The pipeline injects `ctx.params["hjb_quotes"]` (an `HJBQuote` object) and `ctx.params["hjb_orders"]` (a list of `OrderRequest` objects) each cycle.

***

## Finite-Difference Backward Induction

The HJB solver discretizes the (inventory, time) space and works backward from the terminal condition.

**Terminal condition** at t = T:

`V(q, T) = -terminal_penalty * abs(q)`

This penalizes open inventory at the end of the horizon.
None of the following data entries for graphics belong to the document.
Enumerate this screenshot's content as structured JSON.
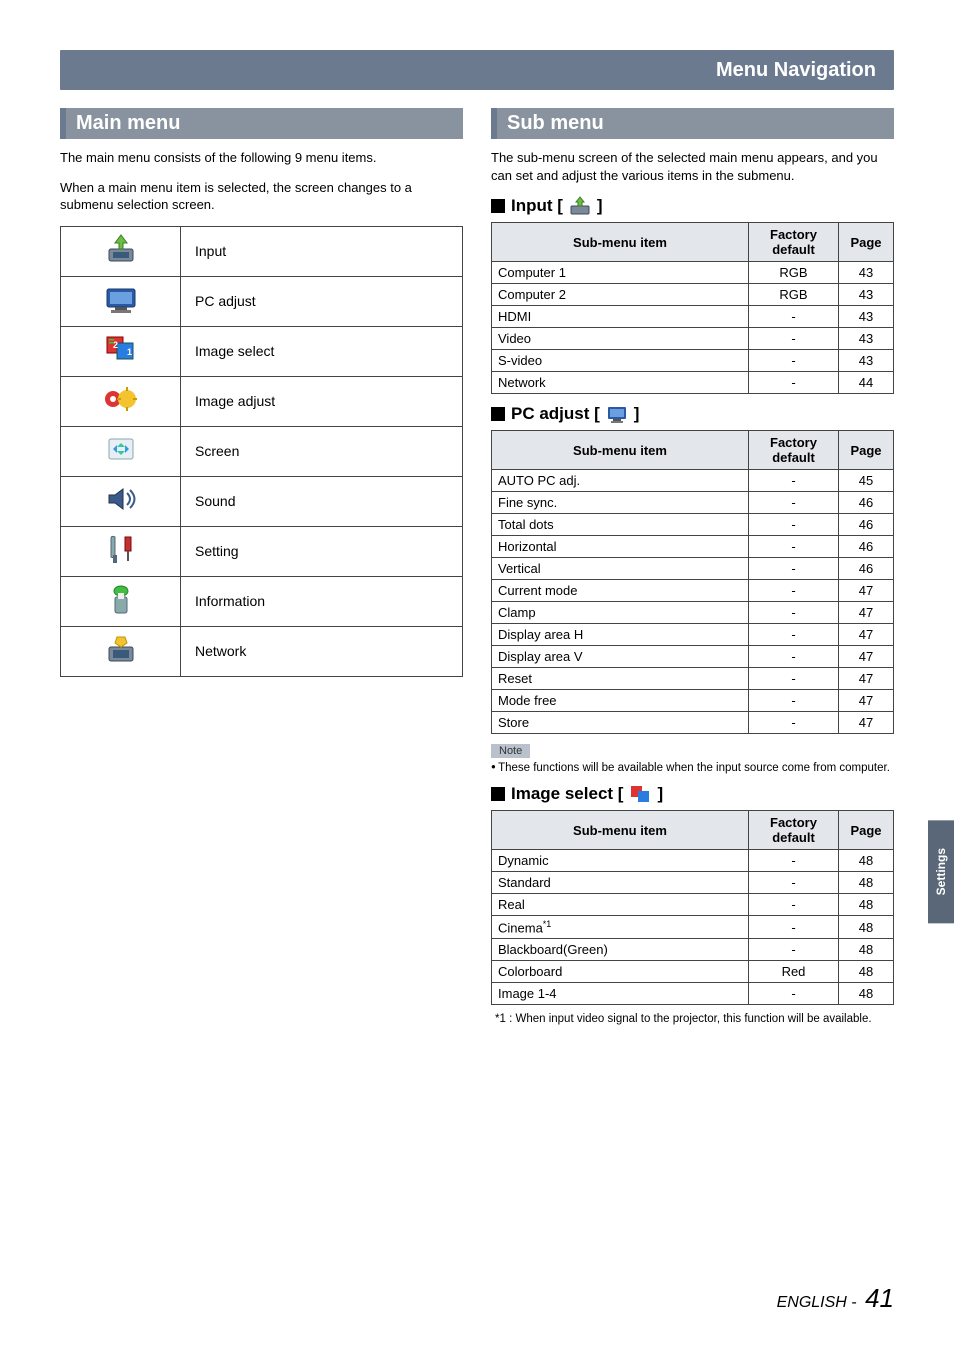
{
  "header": {
    "title": "Menu Navigation"
  },
  "side_tab": "Settings",
  "footer": {
    "lang": "ENGLISH -",
    "page": "41"
  },
  "main_menu": {
    "heading": "Main menu",
    "intro_1": "The main menu consists of the following 9 menu items.",
    "intro_2": "When a main menu item is selected, the screen changes to a submenu selection screen.",
    "items": [
      {
        "label": "Input"
      },
      {
        "label": "PC adjust"
      },
      {
        "label": "Image select"
      },
      {
        "label": "Image adjust"
      },
      {
        "label": "Screen"
      },
      {
        "label": "Sound"
      },
      {
        "label": "Setting"
      },
      {
        "label": "Information"
      },
      {
        "label": "Network"
      }
    ]
  },
  "sub_menu": {
    "heading": "Sub menu",
    "intro": "The sub-menu screen of the selected main menu appears, and you can set and adjust the various items in the submenu.",
    "table_headers": {
      "item": "Sub-menu item",
      "default": "Factory default",
      "page": "Page"
    },
    "input": {
      "title_prefix": "Input [",
      "title_suffix": "]",
      "rows": [
        {
          "item": "Computer 1",
          "default": "RGB",
          "page": "43"
        },
        {
          "item": "Computer 2",
          "default": "RGB",
          "page": "43"
        },
        {
          "item": "HDMI",
          "default": "-",
          "page": "43"
        },
        {
          "item": "Video",
          "default": "-",
          "page": "43"
        },
        {
          "item": "S-video",
          "default": "-",
          "page": "43"
        },
        {
          "item": "Network",
          "default": "-",
          "page": "44"
        }
      ]
    },
    "pc_adjust": {
      "title_prefix": "PC adjust [",
      "title_suffix": "]",
      "rows": [
        {
          "item": "AUTO PC adj.",
          "default": "-",
          "page": "45"
        },
        {
          "item": "Fine sync.",
          "default": "-",
          "page": "46"
        },
        {
          "item": "Total dots",
          "default": "-",
          "page": "46"
        },
        {
          "item": "Horizontal",
          "default": "-",
          "page": "46"
        },
        {
          "item": "Vertical",
          "default": "-",
          "page": "46"
        },
        {
          "item": "Current mode",
          "default": "-",
          "page": "47"
        },
        {
          "item": "Clamp",
          "default": "-",
          "page": "47"
        },
        {
          "item": "Display area H",
          "default": "-",
          "page": "47"
        },
        {
          "item": "Display area V",
          "default": "-",
          "page": "47"
        },
        {
          "item": "Reset",
          "default": "-",
          "page": "47"
        },
        {
          "item": "Mode free",
          "default": "-",
          "page": "47"
        },
        {
          "item": "Store",
          "default": "-",
          "page": "47"
        }
      ],
      "note_label": "Note",
      "note_text": "These functions will be available when the input source come from computer."
    },
    "image_select": {
      "title_prefix": "Image select [",
      "title_suffix": "]",
      "rows": [
        {
          "item": "Dynamic",
          "default": "-",
          "page": "48"
        },
        {
          "item": "Standard",
          "default": "-",
          "page": "48"
        },
        {
          "item": "Real",
          "default": "-",
          "page": "48"
        },
        {
          "item": "Cinema",
          "sup": "*1",
          "default": "-",
          "page": "48"
        },
        {
          "item": "Blackboard(Green)",
          "default": "-",
          "page": "48"
        },
        {
          "item": "Colorboard",
          "default": "Red",
          "page": "48"
        },
        {
          "item": "Image 1-4",
          "default": "-",
          "page": "48"
        }
      ],
      "footnote_prefix": "*1 : ",
      "footnote_text": "When input video signal to the projector, this function will be available."
    }
  },
  "colors": {
    "header_bg": "#6b7a8f",
    "section_bg": "#88939f",
    "th_bg": "#e3e7ec",
    "border": "#444444",
    "sidetab_bg": "#5a6778"
  }
}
**Backward step** from t+dt to t:

At each (q, t), the solver computes the optimal bid depth delta\_b and ask depth delta\_a that maximize the expected infinitesimal gain:

`max [lambda_b * (delta_b + V(q+1, t) - V(q, t)) + lambda_a * (delta_a + V(q-1, t) - V(q, t)) - 0.5 * gamma * sigma^2 * q^2 * dt]`

where `lambda_b = alpha * exp(-kappa * delta_b)` and `lambda_a = alpha * exp(-kappa * delta_a)`.
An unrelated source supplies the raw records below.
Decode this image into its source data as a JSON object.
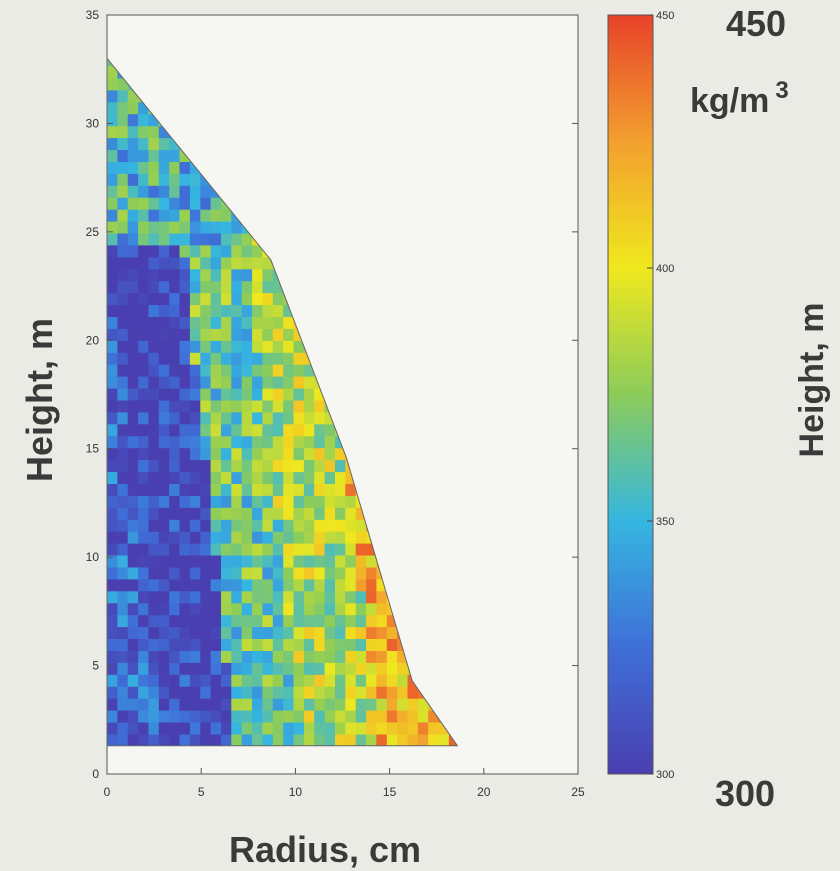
{
  "chart_data": {
    "type": "heatmap",
    "title": "",
    "xlabel": "Radius, cm",
    "ylabel": "Height, m",
    "right_label": "Height, m",
    "xlim": [
      0,
      25
    ],
    "ylim": [
      0,
      35
    ],
    "xticks": [
      0,
      5,
      10,
      15,
      20,
      25
    ],
    "yticks": [
      0,
      5,
      10,
      15,
      20,
      25,
      30,
      35
    ],
    "grid": false,
    "colorbar": {
      "min": 300,
      "max": 450,
      "ticks": [
        300,
        350,
        400,
        450
      ],
      "max_label": "450",
      "min_label": "300",
      "unit_label": "kg/m",
      "unit_superscript": "3",
      "colormap": "parula-like",
      "colors": [
        "#4a3fb0",
        "#3f6fd8",
        "#35b6e0",
        "#8ccc5a",
        "#f0e81e",
        "#f2a02e",
        "#e8422a"
      ]
    },
    "stem_outline": {
      "radius_cm": [
        0,
        8.7,
        12.7,
        16.2,
        18.6,
        18.6,
        0
      ],
      "height_m": [
        33,
        23.7,
        14.6,
        4.3,
        1.3,
        1.3,
        1.3
      ]
    },
    "density_bands": [
      {
        "from_radius_cm": 0,
        "to_radius_cm": 2.5,
        "value_kg_m3": 320
      },
      {
        "from_radius_cm": 2.5,
        "to_radius_cm": 6.5,
        "value_kg_m3": 305
      },
      {
        "from_radius_cm": 6.5,
        "to_radius_cm": 10,
        "value_kg_m3": 365
      },
      {
        "from_radius_cm": 10,
        "to_radius_cm": 14,
        "value_kg_m3": 385
      },
      {
        "from_radius_cm": 14,
        "to_radius_cm": 18.6,
        "value_kg_m3": 415
      }
    ]
  }
}
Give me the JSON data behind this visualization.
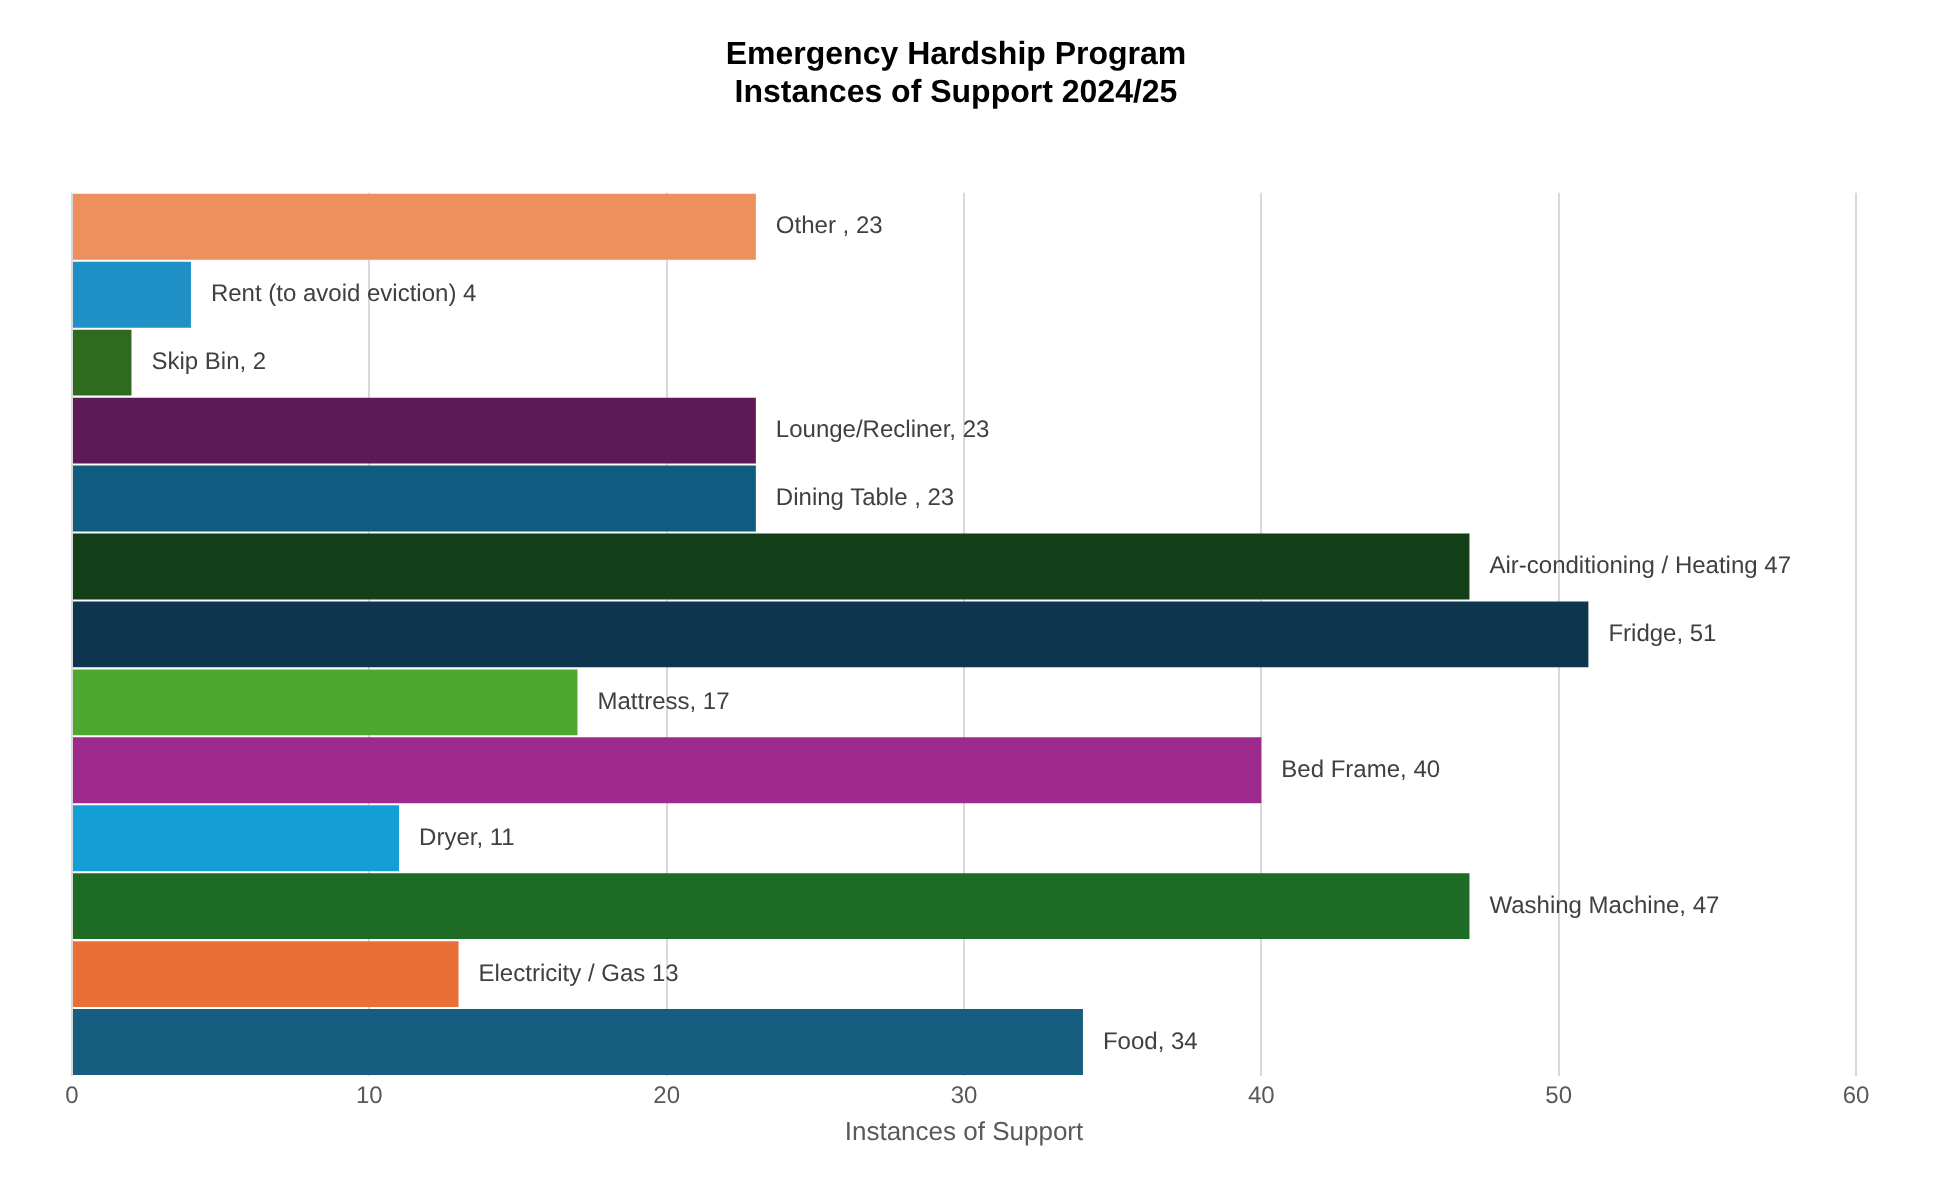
{
  "chart_data": {
    "type": "bar",
    "orientation": "horizontal",
    "title": "Emergency Hardship Program\nInstances of Support 2024/25",
    "xlabel": "Instances of Support",
    "categories": [
      null,
      null,
      null,
      null,
      null,
      null,
      null,
      null,
      null,
      null,
      null,
      null,
      null
    ],
    "values": [
      23,
      4,
      2,
      23,
      23,
      47,
      51,
      17,
      40,
      11,
      47,
      13,
      34
    ],
    "value_labels": [
      "Other , 23",
      "Rent (to avoid eviction) 4",
      "Skip Bin, 2",
      "Lounge/Recliner, 23",
      "Dining Table , 23",
      "Air-conditioning / Heating 47",
      "Fridge, 51",
      "Mattress, 17",
      "Bed Frame, 40",
      "Dryer, 11",
      "Washing Machine, 47",
      "Electricity / Gas 13",
      "Food, 34"
    ],
    "colors": [
      "#ee8f5e",
      "#1e90c6",
      "#2f6b1e",
      "#5e1a55",
      "#0f5c80",
      "#123f18",
      "#0d364e",
      "#4ea82f",
      "#9e2a8e",
      "#139fd6",
      "#1d6b25",
      "#e87036",
      "#165e80"
    ],
    "xlim": [
      0,
      60
    ],
    "xticks": [
      0,
      10,
      20,
      30,
      40,
      50,
      60
    ],
    "grid": "x",
    "legend": false
  }
}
The first-order conditions yield closed-form expressions for the optimal depths at each grid point, which are then used to update the value function.

***

## Mathematical Background

<AccordionGroup>
  <Accordion title="Avellaneda-Stoikov Framework">
    Avellaneda and Stoikov (2008) formulated optimal market making as a stochastic control problem. The market maker maximizes expected utility of terminal wealth: `max E[-exp(-gamma * W_T)]`, where W\_T is terminal wealth. The mid-price follows a Brownian motion: `dS = sigma * dW`. The market maker controls bid and ask depths, which determine fill rates via a Poisson process. The resulting HJB equation is a PDE in (inventory, time) that can be solved analytically in simple cases or numerically via finite differences.
  </Accordion>

  <Accordion title="Gueant-Lehalle-Fernandez-Tapia Extension">
    Gueant, Lehalle, and Fernandez-Tapia (2012) extended the framework to include a terminal penalty for open inventory and an exponential arrival rate model. They showed that the optimal bid and ask depths are:

    `delta_b = (1/gamma) * ln(1 + gamma/kappa) + (gamma * sigma^2 * (T-t) * (2q + 1)) / 2`

    `delta_a = (1/gamma) * ln(1 + gamma/kappa) - (gamma * sigma^2 * (T-t) * (2q - 1)) / 2`

    The first term is the "base spread" (independent of inventory), and the second term is the "skew" (linear in inventory). The finite-difference solver in Horizon generalizes this to handle the terminal penalty and boundary conditions exactly.
  </Accordion>

  <Accordion title="Arrival Rate Model">
    Order arrivals follow a Poisson process with intensity `lambda(delta) = alpha + exp(-kappa * delta)`, where delta is the distance from mid. This captures the empirical observation that quotes closer to mid fill more frequently. The parameter kappa controls the sensitivity: higher kappa means the arrival rate drops faster with depth. The parameter alpha provides a floor to prevent zero arrival rates at wide spreads.
  </Accordion>

  <Accordion title="Risk Aversion and Inventory Control">
    The parameter gamma controls the trade-off between profit and risk. At gamma = 0, the market maker is risk-neutral and posts quotes to maximize expected profit without regard to inventory. As gamma increases, the market maker becomes more aggressive in mean-reverting inventory, widening the spread on the side that would increase inventory and tightening it on the side that reduces inventory. In practice, gamma should be calibrated to match the desired maximum inventory holding period.
  </Accordion>
</AccordionGroup>

<Warning>
  The HJB solution assumes the mid-price follows a Brownian motion with constant volatility. In prediction markets, prices are bounded in \[0, 1] and volatility is not constant. The solution is most accurate when the current price is far from the boundaries and the trading horizon is short relative to the market's remaining life. Re-solve the PDE periodically (via `recompute_every`) to adapt to changing conditions.